What is the suggested way to adjust the rate providers that are leveraged if we want current but no historic providers? The javamoney.properties don't seem to actually turn anything off. If we want to stop using the historic providers, is there a way to do that either programmatically in app startup, or with properties updates?

brassier commented 3 years ago

In case this helps others, I'm using version 1.3 and was seemingly able to stop providers from loading using the NEVER type (as opposed to the LAZY type suggested above. My configuration is below:

{1}load.ECBHistoric90RateProvider.type=NEVER
{1}load.ECBHistoric90RateProvider.startRemote=false
{1}load.ECBHistoricRateProvider.type=NEVER
{1}load.ECBHistoricRateProvider.startRemote=false
{1}load.IMFHistoricRateProvider.type=NEVER
{1}load.IMFHistoricRateProvider.startRemote=false

Additionally, I wanted to load rates at startup AND with the default schedule. I was able to throw something like below into my app startup which fetches rates. Lastly, someone above noted waiting for 20 seconds for rates. Below will help that by pushing it to startup. The root cause of that might be due to this.

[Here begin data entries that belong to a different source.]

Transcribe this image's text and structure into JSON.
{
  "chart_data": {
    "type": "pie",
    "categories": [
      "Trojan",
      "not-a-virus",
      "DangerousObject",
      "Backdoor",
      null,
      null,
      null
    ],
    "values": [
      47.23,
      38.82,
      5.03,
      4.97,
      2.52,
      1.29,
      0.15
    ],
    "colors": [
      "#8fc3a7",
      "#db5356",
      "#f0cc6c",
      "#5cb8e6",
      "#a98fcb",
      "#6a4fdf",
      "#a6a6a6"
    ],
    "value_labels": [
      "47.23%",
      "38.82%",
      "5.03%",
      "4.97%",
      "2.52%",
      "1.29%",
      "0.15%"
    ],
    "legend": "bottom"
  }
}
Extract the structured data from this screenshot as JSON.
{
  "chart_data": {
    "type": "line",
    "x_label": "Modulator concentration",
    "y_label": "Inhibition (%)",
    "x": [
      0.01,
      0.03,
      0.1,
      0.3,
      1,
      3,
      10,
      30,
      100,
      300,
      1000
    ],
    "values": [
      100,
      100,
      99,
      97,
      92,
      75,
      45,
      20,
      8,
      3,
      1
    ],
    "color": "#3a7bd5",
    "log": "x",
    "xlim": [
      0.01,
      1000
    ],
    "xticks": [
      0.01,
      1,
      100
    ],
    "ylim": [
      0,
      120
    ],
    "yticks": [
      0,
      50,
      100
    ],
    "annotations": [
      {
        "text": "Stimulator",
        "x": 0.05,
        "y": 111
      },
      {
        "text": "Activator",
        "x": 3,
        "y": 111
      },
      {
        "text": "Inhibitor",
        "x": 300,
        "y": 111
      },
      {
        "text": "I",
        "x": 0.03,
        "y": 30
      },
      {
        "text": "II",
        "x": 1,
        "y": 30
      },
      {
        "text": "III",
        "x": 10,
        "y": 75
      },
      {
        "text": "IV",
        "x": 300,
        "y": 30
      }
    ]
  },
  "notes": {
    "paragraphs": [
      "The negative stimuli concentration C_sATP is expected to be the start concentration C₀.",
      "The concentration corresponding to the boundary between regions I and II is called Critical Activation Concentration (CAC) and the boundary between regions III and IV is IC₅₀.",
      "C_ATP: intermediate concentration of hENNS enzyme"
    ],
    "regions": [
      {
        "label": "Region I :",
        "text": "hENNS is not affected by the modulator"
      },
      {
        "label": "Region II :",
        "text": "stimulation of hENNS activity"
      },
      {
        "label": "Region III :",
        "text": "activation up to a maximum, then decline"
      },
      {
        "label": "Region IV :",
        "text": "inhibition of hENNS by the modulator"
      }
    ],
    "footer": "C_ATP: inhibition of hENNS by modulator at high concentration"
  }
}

            Collection<LoaderService> loaders = Bootstrap.getServices(LoaderService.class);
            for (LoaderService loader : loaders) {
                Set<String> resources = loader.getResourceIds();
                for (String resource : resources) {
                    UpdatePolicy policy = loader.getUpdatePolicy(resource);
                    if (policy != UpdatePolicy.NEVER) {
                        logger.info("Loading Resource: " + resource);
                        loader.loadData(resource);
                    }
                }
            }
basarito commented 1 year ago

Is there any update on this?

My use case is that I want to disable loading of providers in some tests because it significantly slows down our pipelines.. at the moment it seems impossible to do, but looking at the source code it should be simple enough to do with an additional property in javamoney.properties?

In org.javamoney.moneta.spi.loader.LoaderConfigurator#load method we can just check for a property like load.ECBHistoricRateProvider.enabled=true and skip loading if false?

Like it was mentioned in comments above, setting load.ECBHistoricRateProvider.type=NEVER does nothing because it refers to updating, not loading.

keilw commented 1 year ago

The only way you can fully disable IMF or ECB is by patching Moneta and disabling the modules you don't like in moneta/pom.xml and moneta-convert/pom.xml. This is done temporarily in the 1.4.3 snapshot, to separate ECB problems (like #374) from those with IMF (like #353) but in theory if you're willing to build your own Moneta, you could also use that to disable one or both default provicers. At the moment I'm afraid, there is no other method. We may revisit that with a 1.5 release or a whole new Money JSR assuming that finds enough support in the JCP.